With the Readable Secondary there are some considerations associated with what the workload impact on the secondary might be. Read-only workloads on mirror database setups using traditional database mirroring can easily block the replay of transactions from the principal.

However, using Readable Secondaries, the reporting workload actually uses snapshot isolation to avoid blocking the replay of any transactions inside of the database. The snapshot isolation avoids read locks which could block the REDO background thread and in the event that there ever was a lock that would cause a deadlock against the REDO thread, the REDO thread will never be chosen as a deadlock victim. Whatever report is running will be the deadlock victim in that scenario.

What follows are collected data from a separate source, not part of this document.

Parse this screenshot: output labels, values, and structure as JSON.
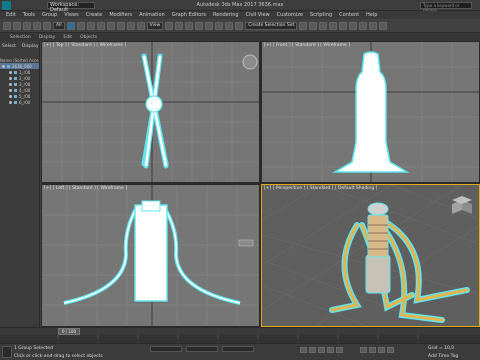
{
  "titlebar": {
    "workspace": "Workspace: Default",
    "title": "Autodesk 3ds Max 2017       3636.max",
    "search_placeholder": "Type a keyword or phrase"
  },
  "menu": [
    "Edit",
    "Tools",
    "Group",
    "Views",
    "Create",
    "Modifiers",
    "Animation",
    "Graph Editors",
    "Rendering",
    "Civil View",
    "Customize",
    "Scripting",
    "Content",
    "Help"
  ],
  "toolbar": {
    "filter": "All",
    "view": "View",
    "selection_set": "Create Selection Set"
  },
  "ribbon": [
    "Selection",
    "Display",
    "Edit",
    "Objects"
  ],
  "scene_explorer": {
    "tabs": [
      "Select",
      "Display"
    ],
    "header": "Name (Sorted Ascending)",
    "items": [
      {
        "name": "3636_000",
        "selected": true,
        "group": true
      },
      {
        "name": "1_r00",
        "selected": false,
        "group": false
      },
      {
        "name": "2_r00",
        "selected": false,
        "group": false
      },
      {
        "name": "3_r00",
        "selected": false,
        "group": false
      },
      {
        "name": "4_r00",
        "selected": false,
        "group": false
      },
      {
        "name": "5_r00",
        "selected": false,
        "group": false
      },
      {
        "name": "6_r00",
        "selected": false,
        "group": false
      }
    ]
  },
  "viewports": {
    "top": "[+] [ Top ] [ Standard ] [ Wireframe ]",
    "front": "[+] [ Front ] [ Standard ] [ Wireframe ]",
    "left": "[+] [ Left ] [ Standard ] [ Wireframe ]",
    "perspective": "[+] [ Perspective ] [ Standard ] [ Default Shading ]"
  },
  "timeline": {
    "slider": "0 / 100"
  },
  "status": {
    "selection": "1 Group Selected",
    "prompt": "Click or click-and-drag to select objects",
    "grid": "Grid = 10,0",
    "add_time_tag": "Add Time Tag"
  },
  "colors": {
    "accent": "#e1ad16",
    "wire_cyan": "#5fe6f0",
    "viewport_bg": "#767676"
  }
}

If you make DDL changes to your primary, for example you alter a table, those DDL operations require a schema lock associated with being able to get full control of the object to make the DDL change inside of the environment. In order to do that, if you have a long, complex running query, the DDL replay operation may be blocked inside of the secondary. And if that occurs, there’s a new extended event which will fire and this can allow you to do some programmatic determination or resumption of reporting based on the blocking that’s occurring inside of the system. That event is the sqlserver.lock_redo_blocked event inside of Extended Events and this event is monitored by the AlwaysOn health session that is running by default when you create an Availability Group inside of SQL Server 2012.

Slide: Summary

So in summary, SQL Server 2012 allows much more efficient use of the IT infrastructure with allowing that your failover servers be available for read-only workloads – your read-only secondaries are continuously updated by the primary without having to disconnect the reporting workload inside of the environment.

You can also improve the performance of workloads by offloading it to your secondary replicas or failover servers. And basically removing all the read-only I/O from your production primary instance and allowing it to handle all of the write I/O and you can also offload your transaction log backups and any COPY_ONLY full backups that you need to do to your failover server, improving the performance of the primary workload against your primary server.